The accent component generation section 13 reads out the stress level ratios from the stress level ratio memory section 14 in response to the particular parts of speech combination of the words at both sides of each word boundary and generates the accent component by determining the stress levels for all words in the sentence in the manner described hereinbefore.
The phrase component-generation section 15 decomposes the input sentence into a plurality of phrase components, if necessary, based on the result of analysis in the morpheme analyzer section 12, thereby generating a phrase component simulated by a linear line of gradually decreasing pitch frequency with respect to time.

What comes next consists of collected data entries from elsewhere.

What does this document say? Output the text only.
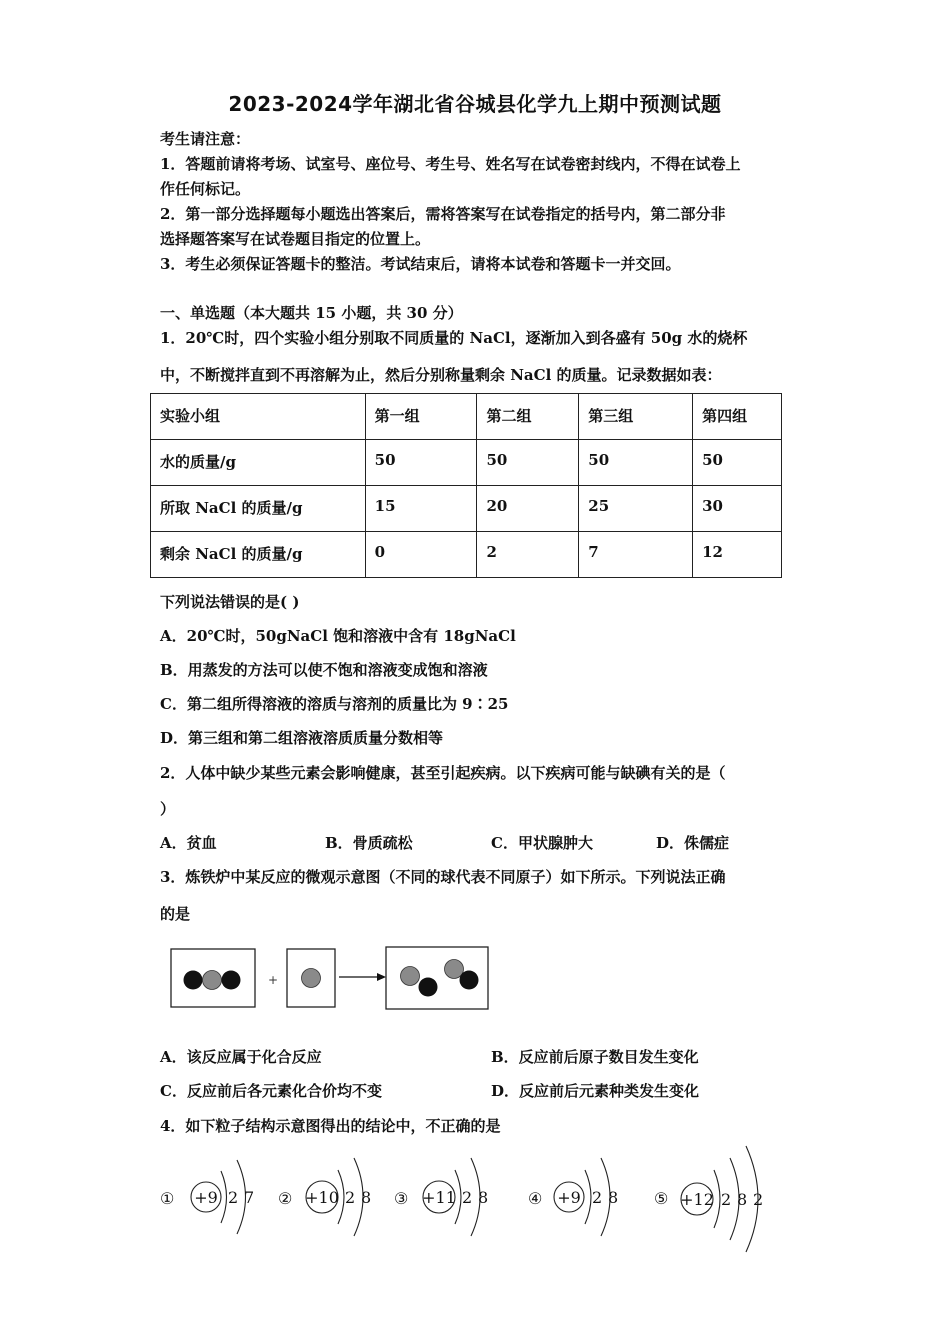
2023-2024学年湖北省谷城县化学九上期中预测试题
考生请注意：
1．答题前请将考场、试室号、座位号、考生号、姓名写在试卷密封线内，不得在试卷上
作任何标记。
2．第一部分选择题每小题选出答案后，需将答案写在试卷指定的括号内，第二部分非
选择题答案写在试卷题目指定的位置上。
3．考生必须保证答题卡的整洁。考试结束后，请将本试卷和答题卡一并交回。
一、单选题（本大题共 15 小题，共 30 分）
1．20℃时，四个实验小组分别取不同质量的 NaCl，逐渐加入到各盛有 50g 水的烧杯
中，不断搅拌直到不再溶解为止，然后分别称量剩余 NaCl 的质量。记录数据如表：
实验小组	第一组	第二组	第三组	第四组
水的质量/g	50	50	50	50
所取 NaCl 的质量/g	15	20	25	30
剩余 NaCl 的质量/g	0	2	7	12
下列说法错误的是( )
A．20℃时，50gNaCl 饱和溶液中含有 18gNaCl
B．用蒸发的方法可以使不饱和溶液变成饱和溶液
C．第二组所得溶液的溶质与溶剂的质量比为 9∶25
D．第三组和第二组溶液溶质质量分数相等
2．人体中缺少某些元素会影响健康，甚至引起疾病。以下疾病可能与缺碘有关的是（
）
A．贫血	B．骨质疏松	C．甲状腺肿大	D．侏儒症
3．炼铁炉中某反应的微观示意图（不同的球代表不同原子）如下所示。下列说法正确
的是
+
A．该反应属于化合反应	B．反应前后原子数目发生变化
C．反应前后各元素化合价均不变	D．反应前后元素种类发生变化
4．如下粒子结构示意图得出的结论中，不正确的是
① +9 2 7 ② +10 2 8 ③ +11 2 8 ④ +9 2 8 ⑤ +12 2 8 2
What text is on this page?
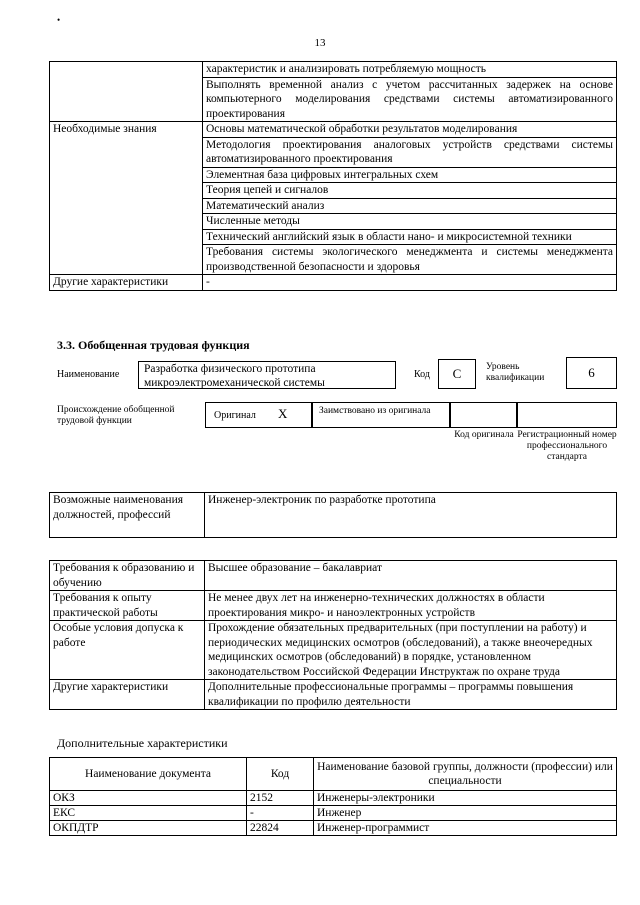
•
13
	характеристик и анализировать потребляемую мощность
	Выполнять временной анализ с учетом рассчитанных задержек на основе компьютерного моделирования средствами системы автоматизированного проектирования
Необходимые знания	Основы математической обработки результатов моделирования
	Методология проектирования аналоговых устройств средствами системы автоматизированного проектирования
	Элементная база цифровых интегральных схем
	Теория цепей и сигналов
	Математический анализ
	Численные методы
	Технический английский язык в области нано- и микросистемной техники
	Требования системы экологического менеджмента и системы менеджмента производственной безопасности и здоровья
Другие характеристики	-
3.3. Обобщенная трудовая функция
Наименование	Разработка физического прототипа микроэлектромеханической системы
Код	C	Уровень квалификации	6
Происхождение обобщенной трудовой функции	Оригинал X	Заимствовано из оригинала
Код оригинала Регистрационный номер профессионального стандарта
Возможные наименования должностей, профессий	Инженер-электроник по разработке прототипа
Требования к образованию и обучению	Высшее образование – бакалавриат
Требования к опыту практической работы	Не менее двух лет на инженерно-технических должностях в области проектирования микро- и наноэлектронных устройств
Особые условия допуска к работе	Прохождение обязательных предварительных (при поступлении на работу) и периодических медицинских осмотров (обследований), а также внеочередных медицинских осмотров (обследований) в порядке, установленном законодательством Российской Федерации Инструктаж по охране труда
Другие характеристики	Дополнительные профессиональные программы – программы повышения квалификации по профилю деятельности
Дополнительные характеристики
Наименование документа	Код	Наименование базовой группы, должности (профессии) или специальности
ОКЗ	2152	Инженеры-электроники
ЕКС	-	Инженер
ОКПДТР	22824	Инженер-программист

A pitch pattern generation section 16 is to generate a pitch pattern of the entire sentence by combining the accent components and the phrase components generated by the accent component generation section 13 and the phrase component generation section 15, respectively. The pitch pattern output is available from an output terminal 17.
FIG. 2 shows a more detailed block diagram than FIG. 1, wherein the same reference numerals are used to refer to elements having like or corresponding functions.
Firstly, a character string to be converted into speech is received at a character string input terminal 11. The input character string is sent to a morpheme analysis section 121. The morpheme analysis section 121 consults a word dictionary 122 to distinguish words from the input character string and to determine pronunciation, part of speech, accent type, and word boundary location. In English language, morphemes are easily detected, since morphemes correspond to words, and spaces are placed around words. This is not true, in contrast, for a language such as Japanese, in which sentences are written without spacing, and thus, there is no pause between successive morphemes.
The morpheme analysis unit 121 separates a given sentence into morphemes with reference to the word dictionary 122 and by using a known algorithm. Examples of known algorithms are used in U.S. Pat. Nos. 4,931,936, issued to Shuzo Kugimiya, et al., and 4,771,385, issued to Kazunari Egami, et al.
Pronunciation, part of speech, accent type and word boundary location of each word generated from the morpheme analysis section 121 are sent to an accent component model read-out section 131, a stress level ratio read-out section 133 and a phoneme duration calculation section 151.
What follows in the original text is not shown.